Remove the nvidia-docker repo, then reinstall nvidia-container-runtime and nvidia-jetpack.
if you get this error on a Jetson board:
could not start driver service: load library failed: libnvidia-ml.so.1: cannot open shared object file: no such file or directory
Then it means you've installed nvidia-container-toolkit from the official repos (
https://nvidia.github.io/nvidia-docker
). nvidia-container-toolkit does not support Jetson right now, but there is a beta version in the jetpack repos that does. Remove the nvidia-docker repo, then reinstall nvidia-container-runtime and nvidia-jetpack.
Thank you!!
CUDA Version: 11.0 docker-ce: 19.03.7 nvidia-docker2-2.5.0-1
@mildsunrise It seems nvidia-docker supports jetson but I am still getting this error even with nvidia-docker2-2.5.0-1
what makes you think nvidia-docker supports jetson? the FAQ still says you need the SDK manager (aka the jetson repos). you need the version of nvidia-docker2 that comes with the jetson repos, not the nvidia-docker one
@mildsunrise ah you mean "jetpack" by "jetson repos" don't you? So that might very well be my issue. I am using the stock kernel ConnectTech provides and presumed because it had L4T 32.4.4
installed that it had Jetpack 4.2.2
installed, but I think I need to reflash it because the manufacturer probably does just a minimal install for QA purposes.
https://github.com/NVIDIA/nvidia-docker/wiki/NVIDIA-Container-Runtime-on-Jetson
I am getting the same error with nvidia-container-toolkit/bionic,now 1.5.1-1 amd64
under Ubuntu Server 20.04 LTS, running headless.
I installed the nvidia drivers via the .run
file, downloaded from the official nvidia page and nvidia-smi is working, as is the hashcat benchmark.
However, when I run docker run --rm --gpus all nvidia/cuda:11.1-base nvidia-smi
with docker-ce/focal,now 5:20.10.7~3-0~ubuntu-focal amd64
, I get the aforementioned error docker: Error response from daemon: OCI runtime create failed: container_linux.go:380: starting container process caused: process_linux.go:545: container init caused: Running hook #0:: error running hook: exit status 1, stdout: , stderr: nvidia-container-cli: initialization error: driver error: failed to process request: unknown.
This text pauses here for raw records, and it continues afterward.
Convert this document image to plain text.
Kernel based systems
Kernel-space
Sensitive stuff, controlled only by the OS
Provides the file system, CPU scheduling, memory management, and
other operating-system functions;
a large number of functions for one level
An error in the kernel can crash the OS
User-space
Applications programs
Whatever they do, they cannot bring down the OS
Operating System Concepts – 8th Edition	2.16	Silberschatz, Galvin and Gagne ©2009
I already tried newer drivers from the repositories up until version 470, but nothing worked.
Any ideas?
It seems that NVidia continues ignoring Linux support
@AlexAshs sorry for the delay in getting back to you. Would you mind creating a new ticket and including the debug output from /var/log/nvidia-container-toolkit.log
? This logging can be enabled by uncommenting the #debug=
line in the nvidia-container-cli
section of the /etc/nvidia-container-runtime/config.toml
file.
The reason I ask for a new issue is that this one has gotten quite long and seems to contain a mix of issues related to Jetson platforms and others that have been marked as fixed.
@elezar No worrys, I was just trying things out, since this is my first dedicated GPU, so nothing in production just yet :D I have posted my issue here Containers with gpus not starting up. I really don't post issues often, I prefer finding solutoins first, so if there is something missing or the title sucks, just let me know, so I can provide what is necessary to tackle this.
I have the exact same problem.
Configuration: Host: Windows 10 with WSL2, with CUDA installed.
Error: docker: Error response from daemon: OCI runtime create failed: container_linux.go:380: starting container process caused: process_linux.go:545: container init caused: Running hook #0:: error running hook: exit status 1, stdout: , stderr: nvidia-container-cli: initialization error: driver error: failed to process request: unknown.
Command: docker run --gpus all --cpus 2 --name test -it pytorch/pytorch
Hardware: NVidia GeForce GTX 1660 TI
Any solution to this program?
Are you installing updates from the windows insider dev channel? It seems to be a requirement for this setup to work.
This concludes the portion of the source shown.